What is your favorite quote?

What matters is not what’s real, but what’s perceived.
— Ellen Langer

What do you think are three important features to have to become an affective director?

Can there be just three? How about these 5? Excellent listening skills. Humor. Curiosity. Vision. The right amount of Ego at the right time.
 
Have you experienced sexism in your work as a Director and if so, how have you dealt with it? Do you see more female directors working in theater today compared to when you started?

Oh man, unfortunately, not much has changed. This is where the right amount of ego at the right time comes in handy. People’s demons and bias come out in the most unexpected moments when you are asking a lot of them. I like being liked but I’d rather the company like each other than me if they need something to push up against. I want them to do what I ask and sometimes that means that I have to remind them that I am not their mother, their lover or their wife. People don’t recognize their bias and sometimes throwing it their face is not the way forward. I know this as a woman and as an African American. So, Ultimately, I believe that history remakes itself at the moment of the standing ovation so if the play succeeds we all succeed. These may sound like contradictory things but well, being female, black and a theatre worker means you have to improvise.
 
What is the project that you have always wanted to do?

A project in Grand Central Station or on one of the abandoned subway platforms in New York City. We are working on it.

Broken City: Lower East Side. A 'Street immersive' opens the show. Each audience member is then taken off by themselves on a journey through the streets of the Lower East Side.

Broken City: Lower East Side. A 'Street immersive' opens the show. Each audience member is then taken off by themselves on a journey through the streets of the Lower East Side.

Tell us a little bit about some of the projects that are coming up for you and that you are excited about?

PopUP Theatrics actually have two projects in New York City this season.
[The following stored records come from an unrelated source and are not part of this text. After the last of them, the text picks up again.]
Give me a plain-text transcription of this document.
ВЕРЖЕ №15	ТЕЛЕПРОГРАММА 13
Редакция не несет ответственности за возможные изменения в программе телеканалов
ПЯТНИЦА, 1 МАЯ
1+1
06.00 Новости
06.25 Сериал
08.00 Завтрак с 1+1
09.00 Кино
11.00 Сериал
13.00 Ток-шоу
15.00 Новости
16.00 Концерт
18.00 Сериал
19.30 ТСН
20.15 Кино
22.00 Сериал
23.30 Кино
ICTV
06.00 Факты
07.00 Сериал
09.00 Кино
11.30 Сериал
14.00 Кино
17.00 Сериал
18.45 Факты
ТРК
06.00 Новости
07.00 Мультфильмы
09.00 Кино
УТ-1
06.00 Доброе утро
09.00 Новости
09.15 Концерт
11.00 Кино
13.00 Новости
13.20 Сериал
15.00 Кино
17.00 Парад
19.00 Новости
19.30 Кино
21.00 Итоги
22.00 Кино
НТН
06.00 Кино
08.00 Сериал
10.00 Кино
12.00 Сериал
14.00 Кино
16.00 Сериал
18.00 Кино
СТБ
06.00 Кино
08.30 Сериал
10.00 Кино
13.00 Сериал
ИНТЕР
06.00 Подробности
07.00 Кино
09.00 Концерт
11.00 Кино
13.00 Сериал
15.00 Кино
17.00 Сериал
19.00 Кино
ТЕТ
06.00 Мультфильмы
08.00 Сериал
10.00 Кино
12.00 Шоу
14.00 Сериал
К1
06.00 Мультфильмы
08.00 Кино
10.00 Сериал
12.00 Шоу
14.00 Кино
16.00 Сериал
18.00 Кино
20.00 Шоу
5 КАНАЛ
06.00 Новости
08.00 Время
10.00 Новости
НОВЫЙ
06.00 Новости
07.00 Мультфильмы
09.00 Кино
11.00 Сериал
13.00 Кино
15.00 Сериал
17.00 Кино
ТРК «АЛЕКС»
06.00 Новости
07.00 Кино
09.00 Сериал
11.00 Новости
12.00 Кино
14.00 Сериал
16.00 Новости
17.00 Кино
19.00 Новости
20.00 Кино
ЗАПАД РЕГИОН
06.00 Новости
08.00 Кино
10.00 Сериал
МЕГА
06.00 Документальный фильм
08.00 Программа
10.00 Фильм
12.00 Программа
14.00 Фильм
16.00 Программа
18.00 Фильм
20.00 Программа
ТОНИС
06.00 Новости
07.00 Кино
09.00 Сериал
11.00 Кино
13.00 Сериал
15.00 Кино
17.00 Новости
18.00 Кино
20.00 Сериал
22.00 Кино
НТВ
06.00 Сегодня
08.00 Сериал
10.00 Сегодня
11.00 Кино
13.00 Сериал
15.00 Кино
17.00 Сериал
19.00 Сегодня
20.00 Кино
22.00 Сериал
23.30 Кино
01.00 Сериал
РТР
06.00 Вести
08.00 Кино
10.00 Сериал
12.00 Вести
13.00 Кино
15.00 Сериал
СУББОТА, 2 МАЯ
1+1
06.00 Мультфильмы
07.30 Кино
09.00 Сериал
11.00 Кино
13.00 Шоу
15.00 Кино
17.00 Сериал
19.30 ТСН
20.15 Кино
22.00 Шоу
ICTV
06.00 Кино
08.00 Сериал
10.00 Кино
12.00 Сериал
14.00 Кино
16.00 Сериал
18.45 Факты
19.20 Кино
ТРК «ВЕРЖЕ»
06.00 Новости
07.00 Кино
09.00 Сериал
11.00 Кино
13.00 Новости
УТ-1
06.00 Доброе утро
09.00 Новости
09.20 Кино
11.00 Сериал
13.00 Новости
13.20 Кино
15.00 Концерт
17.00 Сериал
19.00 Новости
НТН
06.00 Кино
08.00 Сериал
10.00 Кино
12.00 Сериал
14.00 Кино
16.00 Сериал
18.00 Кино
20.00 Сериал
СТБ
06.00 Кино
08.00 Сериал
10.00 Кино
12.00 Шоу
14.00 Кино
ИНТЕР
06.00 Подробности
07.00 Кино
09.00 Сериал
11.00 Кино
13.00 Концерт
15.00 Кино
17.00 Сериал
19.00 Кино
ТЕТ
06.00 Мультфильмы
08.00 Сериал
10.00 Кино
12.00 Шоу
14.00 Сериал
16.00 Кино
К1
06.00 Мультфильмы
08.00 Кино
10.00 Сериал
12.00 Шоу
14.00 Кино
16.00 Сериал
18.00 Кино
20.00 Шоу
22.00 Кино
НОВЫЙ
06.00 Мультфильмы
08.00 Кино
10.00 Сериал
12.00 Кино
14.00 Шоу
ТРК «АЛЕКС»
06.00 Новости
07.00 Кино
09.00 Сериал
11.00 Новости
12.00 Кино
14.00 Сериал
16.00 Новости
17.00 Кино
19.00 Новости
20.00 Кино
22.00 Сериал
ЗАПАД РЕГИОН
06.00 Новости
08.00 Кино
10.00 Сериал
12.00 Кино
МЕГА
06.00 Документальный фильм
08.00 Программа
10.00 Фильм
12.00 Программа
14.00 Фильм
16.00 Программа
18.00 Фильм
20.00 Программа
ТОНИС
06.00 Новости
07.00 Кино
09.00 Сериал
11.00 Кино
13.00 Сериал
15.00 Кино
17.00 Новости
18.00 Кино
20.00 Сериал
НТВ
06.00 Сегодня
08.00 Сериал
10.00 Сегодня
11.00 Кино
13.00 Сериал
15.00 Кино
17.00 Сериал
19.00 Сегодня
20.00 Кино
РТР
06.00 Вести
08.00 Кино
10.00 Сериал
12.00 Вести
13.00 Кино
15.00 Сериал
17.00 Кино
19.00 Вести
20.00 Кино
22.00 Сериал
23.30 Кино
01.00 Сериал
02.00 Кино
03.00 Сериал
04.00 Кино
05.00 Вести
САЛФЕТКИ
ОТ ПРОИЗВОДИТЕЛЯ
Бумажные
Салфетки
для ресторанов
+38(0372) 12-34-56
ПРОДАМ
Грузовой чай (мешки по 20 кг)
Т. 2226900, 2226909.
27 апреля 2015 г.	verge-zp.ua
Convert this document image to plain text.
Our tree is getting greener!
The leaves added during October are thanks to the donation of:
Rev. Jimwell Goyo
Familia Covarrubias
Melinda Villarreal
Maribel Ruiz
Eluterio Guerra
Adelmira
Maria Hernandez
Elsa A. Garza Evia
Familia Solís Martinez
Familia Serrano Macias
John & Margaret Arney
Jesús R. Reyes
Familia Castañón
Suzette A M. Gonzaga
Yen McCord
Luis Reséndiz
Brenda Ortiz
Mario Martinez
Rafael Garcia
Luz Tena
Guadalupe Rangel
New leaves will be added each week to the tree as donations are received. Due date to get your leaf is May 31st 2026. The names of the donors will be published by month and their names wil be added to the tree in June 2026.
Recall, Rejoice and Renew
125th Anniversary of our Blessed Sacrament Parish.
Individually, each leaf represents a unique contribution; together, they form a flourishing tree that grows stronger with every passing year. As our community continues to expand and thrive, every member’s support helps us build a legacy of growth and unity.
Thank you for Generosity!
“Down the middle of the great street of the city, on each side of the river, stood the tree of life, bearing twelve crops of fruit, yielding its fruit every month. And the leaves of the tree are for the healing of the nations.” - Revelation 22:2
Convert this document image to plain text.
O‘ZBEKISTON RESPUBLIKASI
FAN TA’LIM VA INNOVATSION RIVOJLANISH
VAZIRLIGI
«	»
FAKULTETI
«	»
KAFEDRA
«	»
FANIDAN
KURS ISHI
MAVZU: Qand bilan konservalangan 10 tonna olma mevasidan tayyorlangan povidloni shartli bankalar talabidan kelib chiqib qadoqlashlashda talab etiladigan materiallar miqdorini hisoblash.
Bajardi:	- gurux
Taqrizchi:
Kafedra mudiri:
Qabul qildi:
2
In July/August we will make the third and last iteration of our Broken City concept for New York City. We coined the phrase ‘street immersive’ for this project. We also call it a love letter to the city of New York because it is staged on the streets of a particular neighborhood in New York City and seeks to make the audience fall back in love with a city that can be too fast, too harsh and too impersonal sometimes. This Broken City will happen in the Wall Street district and it is proving to be the most gorgeous and inspirational site we have ever intervened. We also have a new producing partner, Sorrel Tomlinson Barnard who is incredible. Next we’ll make our concept INSIDE in New York in the fall with frequent collaborator and now full partner Peca Stefan. He is a magnificent playwright. We are so glad to work with him on this AND on Broken City this year. We just received a generous grant to finally bring INSIDE, the project we’ve done in Madrid and Bucharest to NYC. This is a performance for two audience members at a time that gives unusual access both physically and physiologically to an iconic location in a given city. We are excited about the possible locations in New York. We are also excited that this year we will work with incredible international artists from playwright Peca Stefan (Romania) to Choreographers and street artists David Bower and Isolte Avila (UK) from Sign Dance Collective to director France Damian (Germany).
 
Looking towards the future – where do you want to be and what do you want to be doing in 25 years?

Um. On vacation. Until then... lets keep making beautiful things together.